After graduating from a shoe and accessory institute in Rome, and two intense years co-designing a luxury bag line, Sciascia sought release. So he grabbed his bike and took off to peddle around Italy, Manhattan, and even partake in Alley Cat races from time to time. “Cycling offers freedom from life dilemmas and traffic lights, detours from routine, and healthiness,” he says. No matter where his wheels took him, Sciascia was flooded with compliments on his bag, a leather pack he had casually whipped up for himself years ago. Everyone wanted to know where to get one.
When Sciascia finally returned home to Rome, his mind and vision were clear. Enlisting his fixie-riding friends as testers and collaborators, Nabi Cooperative launched with the Alberta, a refined version of Sciascia’s accidental prototype, inspired by dry bags used for scuba diving. “I reviewed every aspect of the basic scuba bag, and enhanced it with beautiful leather, canvas, and hardware,” Sciascia says. “I kept the technical functions, and added new ones, like the second crossing strap for riders. Few bags are convertible into so many different ways, which leads to my favorite keyword: versatility.”
Instead of feeding into the waste-expelling tannery process, Nabi sources its feel-it-to-believe-it soft leather from a hidden stock house in Tuscany. Then a tiny lab in the center of Rome, two ladies, as Sciascia puts it, “strive their eyes and calluses to give the highest quality of finish” on handmade Nabi products. “Italian hand manufacturing still exists, is life lasting, and has an economic value,” he says. “But today’s manifestations of it come from small realities like Nabi.”

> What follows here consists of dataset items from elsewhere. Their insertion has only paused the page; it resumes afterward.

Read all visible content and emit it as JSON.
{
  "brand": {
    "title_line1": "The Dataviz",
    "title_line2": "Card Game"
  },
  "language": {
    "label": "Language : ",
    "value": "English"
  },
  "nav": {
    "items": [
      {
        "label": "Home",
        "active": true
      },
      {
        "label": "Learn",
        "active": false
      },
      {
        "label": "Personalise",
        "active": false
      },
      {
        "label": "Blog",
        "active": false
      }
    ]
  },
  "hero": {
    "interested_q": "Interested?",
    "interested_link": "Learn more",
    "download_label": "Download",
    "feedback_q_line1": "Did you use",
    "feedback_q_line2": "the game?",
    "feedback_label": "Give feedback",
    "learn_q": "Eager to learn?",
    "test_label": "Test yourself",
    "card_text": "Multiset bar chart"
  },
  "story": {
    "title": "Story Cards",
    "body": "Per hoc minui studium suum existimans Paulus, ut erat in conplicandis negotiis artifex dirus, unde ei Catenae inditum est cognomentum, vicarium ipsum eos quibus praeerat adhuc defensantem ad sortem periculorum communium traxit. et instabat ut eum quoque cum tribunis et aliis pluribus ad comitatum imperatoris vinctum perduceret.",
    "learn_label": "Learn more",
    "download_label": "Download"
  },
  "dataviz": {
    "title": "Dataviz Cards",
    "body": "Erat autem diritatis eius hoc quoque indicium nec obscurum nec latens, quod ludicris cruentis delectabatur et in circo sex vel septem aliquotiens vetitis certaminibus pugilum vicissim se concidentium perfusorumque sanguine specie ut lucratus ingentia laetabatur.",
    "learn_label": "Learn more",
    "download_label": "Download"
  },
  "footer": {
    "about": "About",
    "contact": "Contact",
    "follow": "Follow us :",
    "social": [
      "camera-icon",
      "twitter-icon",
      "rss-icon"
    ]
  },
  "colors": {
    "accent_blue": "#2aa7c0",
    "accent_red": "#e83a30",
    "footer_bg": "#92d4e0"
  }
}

We don't know who's more excited to introduce the traditional Italian manufacturing process to America -- Sciascia or Anthem Wares. From both parties, there has been unparalleled enthusiasm towards creating an exclusive collaboration that caters to the cycling desires and style of Americans.
We are proud to say that we've worked directly with Sciascia himself to pinpoint colors (sunshine yellow), patterns (including a particularly luscious leopard), and shapes to make bike routes from the Bowery to the Mission all the more awesome. Turns out you can have your helmet, and fashion-forwardness too.
“I’ll give you the shameful scoop,” says Sciascia. “For almost two weeks, I’ve been without a Nabi bag. All of mine have been stolen by my girlfriend, family, and friends.”
We don’t blame the designer’s posse for their sticky fingers around his creations. But here’s what Sciascia tells us is normally in his Katcha backpack:
1. “A picture of my 15-month-old daughter Elettra.”
2. “A scout manual about lashing, which I'm really into actually.”
3. “A sunglasses box, ‘cause I hate scratched/dirty lenses.”
4. “Cigarettes to remember to quit smoking.”
5. “An image of the Holy Lady since I'm Catholic.”